柳湛似乎也觉着自己好笑,自嘲勾了勾唇角,但心情愉悦。
有了糖似乎真就有了动力,萍萍再饮时,一口气咽下大半碗:“怎么还有这么多?”
柳湛搂着她笑,气轻轻吹在她脸上:“你不觉得这碗比家里的大吗?”
萍萍低头端详碗,柳湛道:“龙胆草轻抛,要比平时多两碗水才能浸透,”他别过头偷笑,“所以你喝的也多。”
“那你怎么不多煎一会,水熬干些?”
“我已经多煎了,再煮就没疗效。”柳湛搂着她的那只手抚抚她的胳膊,“好了好了,待会不是还有一颗糖么?”
萍萍沉默须臾,点点头,端起碗准备继续喝,外面忽起细碎声响,二人一同望去,竟是一场淅淅沥沥的春雨,不约而至。
树影幽幽,雨水从叶子上漏下,叶子底下已经隐约有些小果,青梅还要等一个月才成熟。
柳湛动了心思,想命人搜罗些提前熟透的,验过之后做成糖渍,给萍萍压药:“等梅子好了,做一罐给你压药。”
萍萍喝完药吃上糖,才回他:“那干脆多做几罐。”
到时候她来做,她晓得放多少糖阿湛最喜欢。
“做那么多做什么?”
“因为我们以前做梅渍,一罐从来不够吃,只要开了盖子你就停不下嘴。我怕你吃多了胃里反酸,把罐子藏床底下,第二天一看还是少了十几颗。有老鼠——”她说着往柳湛脸上轻挠。
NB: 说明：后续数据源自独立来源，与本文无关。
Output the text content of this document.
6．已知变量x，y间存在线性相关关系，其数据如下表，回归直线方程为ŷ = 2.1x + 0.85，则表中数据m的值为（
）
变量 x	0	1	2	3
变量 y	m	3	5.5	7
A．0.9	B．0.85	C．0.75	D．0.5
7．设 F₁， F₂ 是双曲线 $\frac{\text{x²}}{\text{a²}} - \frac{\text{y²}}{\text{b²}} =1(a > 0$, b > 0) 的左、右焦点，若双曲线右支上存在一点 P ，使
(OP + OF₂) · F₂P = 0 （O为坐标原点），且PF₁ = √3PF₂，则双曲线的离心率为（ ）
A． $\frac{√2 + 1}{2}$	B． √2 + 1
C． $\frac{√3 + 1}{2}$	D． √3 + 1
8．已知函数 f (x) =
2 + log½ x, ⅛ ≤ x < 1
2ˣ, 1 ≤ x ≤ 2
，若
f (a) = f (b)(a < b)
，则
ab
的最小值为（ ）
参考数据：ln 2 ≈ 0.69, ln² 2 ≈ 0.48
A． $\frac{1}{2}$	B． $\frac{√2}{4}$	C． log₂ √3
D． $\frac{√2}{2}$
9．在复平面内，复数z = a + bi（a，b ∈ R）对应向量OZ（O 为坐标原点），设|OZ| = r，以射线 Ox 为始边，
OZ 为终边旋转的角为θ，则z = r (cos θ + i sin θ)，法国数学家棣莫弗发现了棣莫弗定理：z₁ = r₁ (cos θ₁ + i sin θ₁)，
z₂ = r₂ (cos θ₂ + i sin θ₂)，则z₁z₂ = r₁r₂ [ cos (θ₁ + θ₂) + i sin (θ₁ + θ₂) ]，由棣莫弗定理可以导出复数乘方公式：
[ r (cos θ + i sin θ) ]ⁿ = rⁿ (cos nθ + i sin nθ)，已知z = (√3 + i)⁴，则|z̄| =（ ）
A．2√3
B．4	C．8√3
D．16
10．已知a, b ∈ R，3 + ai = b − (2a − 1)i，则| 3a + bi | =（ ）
柳湛淡笑避开,他是喜欢萍萍,但不喜欢她此刻的动作,以卑犯尊,逾矩了。就像他是喜好梅渍,但晓得克制,一日食用不会超过三颗,远没有萍萍
描述的夸张。
她说的那个人,不是他。
这样一想,柳湛心情更差了,这雨下得人闷。
……
“我好闷!”
三日后,萍萍这样向柳湛抱怨。
天天非躺既坐,游手好闲,实在受不了,再加上现在天气渐渐热起来,雨天也不冷,她想出去透气。
柳湛毫不犹豫回绝,勒令禁止。
“我打伞——”她解释。
这不是打不打伞的问题,柳湛神情严肃:“你现在重伤未愈,是身子最弱的时候,一出去,寒湿立马沾身侵袭。”
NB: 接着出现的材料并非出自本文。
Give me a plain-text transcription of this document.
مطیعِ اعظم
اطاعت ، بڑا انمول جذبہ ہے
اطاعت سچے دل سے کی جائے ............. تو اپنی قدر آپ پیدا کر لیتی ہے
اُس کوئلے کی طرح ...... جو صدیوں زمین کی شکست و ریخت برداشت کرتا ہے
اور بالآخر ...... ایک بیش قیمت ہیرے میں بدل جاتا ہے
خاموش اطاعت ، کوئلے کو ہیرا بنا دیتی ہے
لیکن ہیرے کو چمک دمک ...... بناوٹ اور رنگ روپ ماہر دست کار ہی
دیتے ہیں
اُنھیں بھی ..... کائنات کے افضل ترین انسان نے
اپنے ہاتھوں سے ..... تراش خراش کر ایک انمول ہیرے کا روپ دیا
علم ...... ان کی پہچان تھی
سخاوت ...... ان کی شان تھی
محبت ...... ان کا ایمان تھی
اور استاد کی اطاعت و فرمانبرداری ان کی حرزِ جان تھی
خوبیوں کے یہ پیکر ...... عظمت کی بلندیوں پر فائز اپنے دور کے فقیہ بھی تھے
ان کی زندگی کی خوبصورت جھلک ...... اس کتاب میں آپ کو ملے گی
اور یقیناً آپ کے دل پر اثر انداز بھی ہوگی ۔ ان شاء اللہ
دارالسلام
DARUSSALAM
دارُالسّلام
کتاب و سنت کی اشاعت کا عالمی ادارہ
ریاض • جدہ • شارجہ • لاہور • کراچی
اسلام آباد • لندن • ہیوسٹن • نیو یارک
到时候热毒未解,寒湿又浸,两相加重,身体会更不好受。
他耐着性子:“等雨停了,天放晴,我陪你出去走。”
萍萍听他的,没再囔囔,继续待在屋里养病。吸江楼顾名思义,可俯瞰大江和半座润州城,气象万千,景致最佳。
但柳湛安排这间厢房却不在主楼,靠最里面,不仅看不到江,还人烟隔绝。萍萍只能瞧院子里的石桌石凳,海棠花架,花又未开。
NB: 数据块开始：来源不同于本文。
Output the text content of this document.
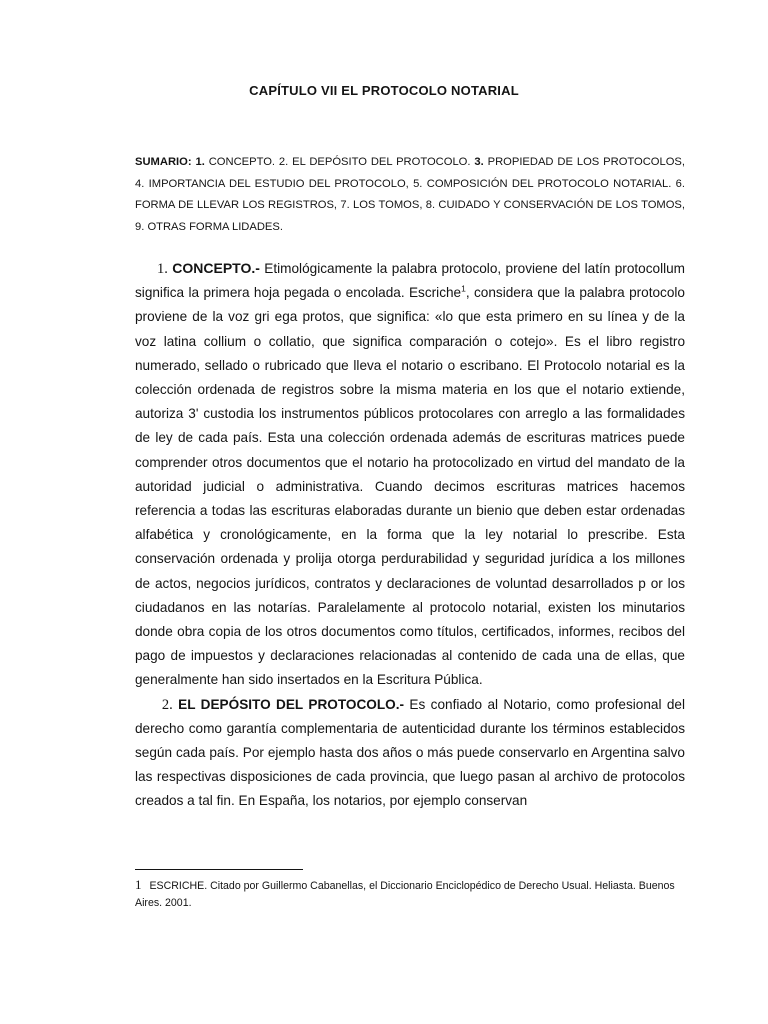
CAPÍTULO VII EL PROTOCOLO NOTARIAL
SUMARIO: 1. CONCEPTO. 2. EL DEPÓSITO DEL PROTOCOLO. 3. PROPIEDAD DE LOS PROTOCOLOS, 4. IMPORTANCIA DEL ESTUDIO DEL PROTOCOLO, 5. COMPOSICIÓN DEL PROTOCOLO NOTARIAL. 6. FORMA DE LLEVAR LOS REGISTROS, 7. LOS TOMOS, 8. CUIDADO Y CONSERVACIÓN DE LOS TOMOS, 9. OTRAS FORMA LIDADES.

1. CONCEPTO.- Etimológicamente la palabra protocolo, proviene del latín protocollum significa la primera hoja pegada o encolada. Escriche$^1$, considera que la palabra protocolo proviene de la voz gri ega protos, que significa: «lo que esta primero en su línea y de la voz latina collium o collatio, que significa comparación o cotejo». Es el libro registro numerado, sellado o rubricado que lleva el notario o escribano. El Protocolo notarial es la colección ordenada de registros sobre la misma materia en los que el notario extiende, autoriza 3' custodia los instrumentos públicos protocolares con arreglo a las formalidades de ley de cada país. Esta una colección ordenada además de escrituras matrices puede comprender otros documentos que el notario ha protocolizado en virtud del mandato de la autoridad judicial o administrativa. Cuando decimos escrituras matrices hacemos referencia a todas las escrituras elaboradas durante un bienio que deben estar ordenadas alfabética y cronológicamente, en la forma que la ley notarial lo prescribe. Esta conservación ordenada y prolija otorga perdurabilidad y seguridad jurídica a los millones de actos, negocios jurídicos, contratos y declaraciones de voluntad desarrollados p or los ciudadanos en las notarías. Paralelamente al protocolo notarial, existen los minutarios donde obra copia de los otros documentos como títulos, certificados, informes, recibos del pago de impuestos y declaraciones relacionadas al contenido de cada una de ellas, que generalmente han sido insertados en la Escritura Pública.

2. EL DEPÓSITO DEL PROTOCOLO.- Es confiado al Notario, como profesional del derecho como garantía complementaria de autenticidad durante los términos establecidos según cada país. Por ejemplo hasta dos años o más puede conservarlo en Argentina salvo las respectivas disposiciones de cada provincia, que luego pasan al archivo de protocolos creados a tal fin. En España, los notarios, por ejemplo conservan

1 ESCRICHE. Citado por Guillermo Cabanellas, el Diccionario Enciclopédico de Derecho Usual. Heliasta. Buenos Aires. 2001.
一天两天,看久了实在枯燥,萍萍央求柳湛:“你给我带几本书来好不好?”
柳湛不允,养病时要少思少虑,书中悲秋伤月,惜古叹惊,反而伤身。
“那我快闲出毛病来了。”萍萍轻叹,觉得自己现在就像一只被绑在蛛网上的虫子,极其难受。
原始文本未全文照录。